The Assembly passed a bill that defines arbitration and establishes a default requirement for neutral arbitrators with disclosure of financial and personal ties; supporters said it protects consumers from biased panels while critics warned it could upend panel arbitration practices.

On March 24 the Assembly approved changes to the Civil Practice Law and Rules intended to protect parties in arbitration by establishing a definition of arbitration and creating a default that arbitrators be neutral, accompanied by disclosure obligations for financial or personal ties.
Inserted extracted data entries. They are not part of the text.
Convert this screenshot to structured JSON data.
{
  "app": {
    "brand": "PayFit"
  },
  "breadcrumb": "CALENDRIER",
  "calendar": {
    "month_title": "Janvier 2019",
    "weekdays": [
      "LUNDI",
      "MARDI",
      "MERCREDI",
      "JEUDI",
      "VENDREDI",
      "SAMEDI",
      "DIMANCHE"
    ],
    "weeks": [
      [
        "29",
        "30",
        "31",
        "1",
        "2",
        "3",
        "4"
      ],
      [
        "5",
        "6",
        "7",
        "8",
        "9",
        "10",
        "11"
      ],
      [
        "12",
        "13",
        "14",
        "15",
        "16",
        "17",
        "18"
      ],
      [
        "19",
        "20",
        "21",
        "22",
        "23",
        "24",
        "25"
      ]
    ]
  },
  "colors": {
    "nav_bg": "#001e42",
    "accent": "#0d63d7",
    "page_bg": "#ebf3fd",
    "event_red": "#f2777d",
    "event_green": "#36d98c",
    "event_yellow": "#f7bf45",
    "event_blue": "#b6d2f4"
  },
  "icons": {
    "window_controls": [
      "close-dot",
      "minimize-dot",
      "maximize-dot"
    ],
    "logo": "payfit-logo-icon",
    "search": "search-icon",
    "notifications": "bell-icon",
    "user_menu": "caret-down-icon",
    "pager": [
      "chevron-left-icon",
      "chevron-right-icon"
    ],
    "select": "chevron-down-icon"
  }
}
Assemblymember Dinowitz, the sponsor, said the measure prevents contracts from mandating biased arbitrators and gives parties knowledge of potential conflicts before they are bound. The bill lists examples of bias—financial interest in the outcome or prior personal relationships—and requires disclosure so parties can object before proceedings begin.

Opponents raised concerns about customary panel arbitration practices in which each side selects an arbitrator and the two appointees then agree on a neutral third. Speaker 30 warned that requiring all arbitrators to be neutral could prevent parties from using their chosen advocates on panels and urged caution so that labor and other well‑established arbitration frameworks are not unintentionally disrupted.

The Assembly recorded the vote as Ayes 97, Nays 44. Sponsors said disclosure and an opportunity to object are central, and that failure to disclose could support later challenge of an award.